PIA CEO Matt Collins warned that the HIA’s four-point scorecard overlooks the importance of good-quality planning that places homes in well-located areas.
The scorecard, which was released earlier this week, used four criteria to rank Australia’s eight states and territories: bringing more shovel-ready land to market, higher density housing, cutting red tape, and faster decisions.
Infrastructure provision was noted as a supplementary condition, but was not listed as a core criterion for the planning blueprint.
Collins argued that the scorecard overlooked the critical importance of good-quality planning in creating communities that Australians want to live in.
“This scorecard would give an ‘A’ to planning systems that give fast approvals for developments with housing in a floodplain, and an ‘F’ to systems that ensure new developments are well-designed with parks, transport and street trees,” he said.
“We absolutely need more housing, but we also need to ensure this housing is in good-quality places with the infrastructure and services our communities depend on.”
He stressed that quality planning was a key requirement of the federal government’s housing accord, which states that Australia’s 1.2 million new homes must be in well-located areas.
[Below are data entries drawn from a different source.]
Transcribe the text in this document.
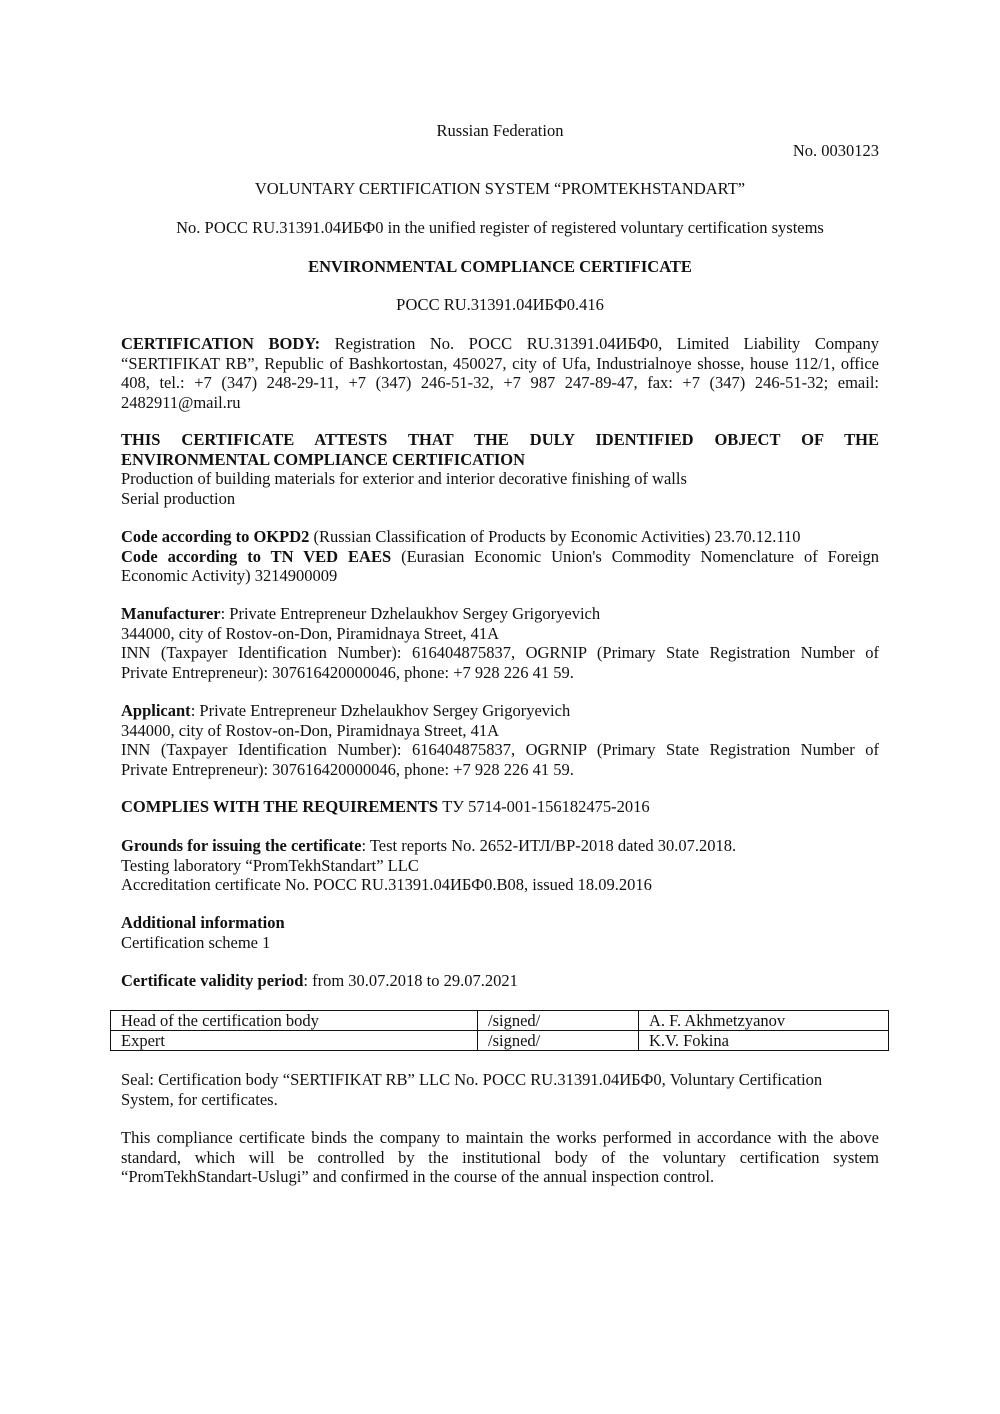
Russian Federation
No. 0030123
VOLUNTARY CERTIFICATION SYSTEM “PROMTEKHSTANDART”
No. РОСС RU.31391.04ИБФ0 in the unified register of registered voluntary certification systems
ENVIRONMENTAL COMPLIANCE CERTIFICATE
РОСС RU.31391.04ИБФ0.416
CERTIFICATION BODY: Registration No. РОСС RU.31391.04ИБФ0, Limited Liability Company
“SERTIFIKAT RB”, Republic of Bashkortostan, 450027, city of Ufa, Industrialnoye shosse, house 112/1, office
408, tel.: +7 (347) 248-29-11, +7 (347) 246-51-32, +7 987 247-89-47, fax: +7 (347) 246-51-32; email:
2482911@mail.ru
THIS CERTIFICATE ATTESTS THAT THE DULY IDENTIFIED OBJECT OF THE
ENVIRONMENTAL COMPLIANCE CERTIFICATION
Production of building materials for exterior and interior decorative finishing of walls
Serial production
Code according to OKPD2 (Russian Classification of Products by Economic Activities) 23.70.12.110
Code according to TN VED EAES (Eurasian Economic Union's Commodity Nomenclature of Foreign
Economic Activity) 3214900009
Manufacturer: Private Entrepreneur Dzhelaukhov Sergey Grigoryevich
344000, city of Rostov-on-Don, Piramidnaya Street, 41A
INN (Taxpayer Identification Number): 616404875837, OGRNIP (Primary State Registration Number of
Private Entrepreneur): 307616420000046, phone: +7 928 226 41 59.
Applicant: Private Entrepreneur Dzhelaukhov Sergey Grigoryevich
344000, city of Rostov-on-Don, Piramidnaya Street, 41A
INN (Taxpayer Identification Number): 616404875837, OGRNIP (Primary State Registration Number of
Private Entrepreneur): 307616420000046, phone: +7 928 226 41 59.
COMPLIES WITH THE REQUIREMENTS ТУ 5714-001-156182475-2016
Grounds for issuing the certificate: Test reports No. 2652-ИТЛ/ВР-2018 dated 30.07.2018.
Testing laboratory “PromTekhStandart” LLC
Accreditation certificate No. РОСС RU.31391.04ИБФ0.В08, issued 18.09.2016
Additional information
Certification scheme 1
Certificate validity period: from 30.07.2018 to 29.07.2021
Head of the certification body	/signed/	A. F. Akhmetzyanov
Expert	/signed/	K.V. Fokina
Seal: Certification body “SERTIFIKAT RB” LLC No. РОСС RU.31391.04ИБФ0, Voluntary Certification
System, for certificates.
This compliance certificate binds the company to maintain the works performed in accordance with the above
standard, which will be controlled by the institutional body of the voluntary certification system
“PromTekhStandart-Uslugi” and confirmed in the course of the annual inspection control.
“Planning is essential to delivering the right housing in the right place – and good planning makes sure that housing works alongside all the other things communities need like jobs, transport and spaces for recreation,” said Collins.
“We need to see better quality outcomes, not just fast ones.”
The CEO also condemned the HIA report for making “spurious claims unsupported by evidence”, such as claiming that “it is common for standalone house approvals to take more than six months”.
According to the PIA, nine in 10 development applications in Western Australia were determined within the statutory time frame of 60 days in 2022–23, with a 98 per cent approval rate.
Meanwhile in Victoria, 81 per cent of VicSmart development applications were determined within just 10 days.
“We need high-performing planning systems and there are opportunities for positive reform across Australia, but let’s have a real conversation about how to use planning to enable the housing we need alongside the great communities people expect and deserve,” Collins concluded.